La pièce est spacieuse, emplie de mystères et de volutes de fumée qui tourbillonnent hors des chaudrons. Le long des murs, il y a des bibliothèques pleines à craquer, et au milieu de la pièce, une grande table, où se trouvent non seulement des feuilles éparpillées, des plumes cassées et des encriers vides, mais également sa mère. Sa mère, qui lève la tête en entendant la porte claquer. Sa mère, qui ouvre grand les yeux en voyant l'état de sa petite fille. Sa mère, qui se lève et se précipite vers elle, de l'inquiétude dans les yeux et des questions sur les lèvres. Sa Maman.

- Luna, chérie, qu'est-ce qu'il s'est passé ? Chhh, calme-toi, souffle bien, respire. Par Merlin, mais comment est-ce que tu t'es retrouvée comme ça ? Là, là, ne t'inquiète pas, c'est fini. Mais où est-ce que j'ai mis cette fichue baguette ? Xenophilius !

La porte s'ouvre et le Papa de Luna apparaît, les cheveux en bataille et le regard paniqué.

- Xenophilius, prête-moi ta baguette, s'il te plaît, je n'arrive pas à retrouver la mienne.

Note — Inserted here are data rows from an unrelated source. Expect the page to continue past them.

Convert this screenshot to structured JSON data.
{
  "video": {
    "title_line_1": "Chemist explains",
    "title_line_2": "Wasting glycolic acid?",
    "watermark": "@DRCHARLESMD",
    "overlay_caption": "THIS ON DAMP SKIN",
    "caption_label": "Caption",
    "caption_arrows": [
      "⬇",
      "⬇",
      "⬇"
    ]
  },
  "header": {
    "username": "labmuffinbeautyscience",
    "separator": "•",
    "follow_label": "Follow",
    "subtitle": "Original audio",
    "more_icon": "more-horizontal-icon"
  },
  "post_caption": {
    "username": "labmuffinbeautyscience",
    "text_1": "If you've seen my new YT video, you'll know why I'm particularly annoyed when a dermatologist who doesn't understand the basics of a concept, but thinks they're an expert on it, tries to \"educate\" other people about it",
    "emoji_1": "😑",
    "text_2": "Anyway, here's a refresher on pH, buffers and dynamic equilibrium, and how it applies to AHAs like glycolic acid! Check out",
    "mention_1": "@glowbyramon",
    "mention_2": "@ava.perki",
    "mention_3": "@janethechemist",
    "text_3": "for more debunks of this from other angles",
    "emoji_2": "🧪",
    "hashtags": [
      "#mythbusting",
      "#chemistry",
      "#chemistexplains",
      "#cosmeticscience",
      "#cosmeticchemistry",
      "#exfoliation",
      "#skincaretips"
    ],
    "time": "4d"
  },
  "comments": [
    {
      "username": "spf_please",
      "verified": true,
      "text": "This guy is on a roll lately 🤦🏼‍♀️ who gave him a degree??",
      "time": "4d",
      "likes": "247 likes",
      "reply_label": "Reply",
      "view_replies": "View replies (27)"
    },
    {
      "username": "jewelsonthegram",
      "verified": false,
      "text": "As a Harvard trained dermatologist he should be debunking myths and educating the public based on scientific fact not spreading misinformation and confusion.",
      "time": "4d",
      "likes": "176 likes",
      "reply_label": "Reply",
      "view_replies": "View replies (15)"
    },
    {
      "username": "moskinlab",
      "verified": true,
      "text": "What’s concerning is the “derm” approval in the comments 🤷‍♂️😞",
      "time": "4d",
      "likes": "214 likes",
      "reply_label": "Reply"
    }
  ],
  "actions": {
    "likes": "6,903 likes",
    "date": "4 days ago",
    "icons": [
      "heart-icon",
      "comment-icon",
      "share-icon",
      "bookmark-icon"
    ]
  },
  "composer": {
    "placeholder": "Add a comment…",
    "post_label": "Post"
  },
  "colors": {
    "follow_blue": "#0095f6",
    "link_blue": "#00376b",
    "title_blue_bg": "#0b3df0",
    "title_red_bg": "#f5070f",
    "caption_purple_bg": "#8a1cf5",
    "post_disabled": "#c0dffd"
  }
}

J'ai toujours dit que cette pièce était infestée de Pouikels, ce n'est pas la première chose qu'ils me volent !

La mère de Luna s'avance vers son mari, qui lui tend sa baguette. Ils en profitent pour échanger quelques mots, trop bas pour que Luna puisse entendre. Et puis, de toute façon, elle ne veut pas entendre. L'important, c'est qu'elle a mal aux bras, mal à la tête et mal au coeur. Pourquoi la plante l'avait-elle rejetée ? Sa mère était demeurée bien plus longtemps qu'elle, la main dans le buisson et la tête dans les nuages ! C'était injuste, complètement injuste !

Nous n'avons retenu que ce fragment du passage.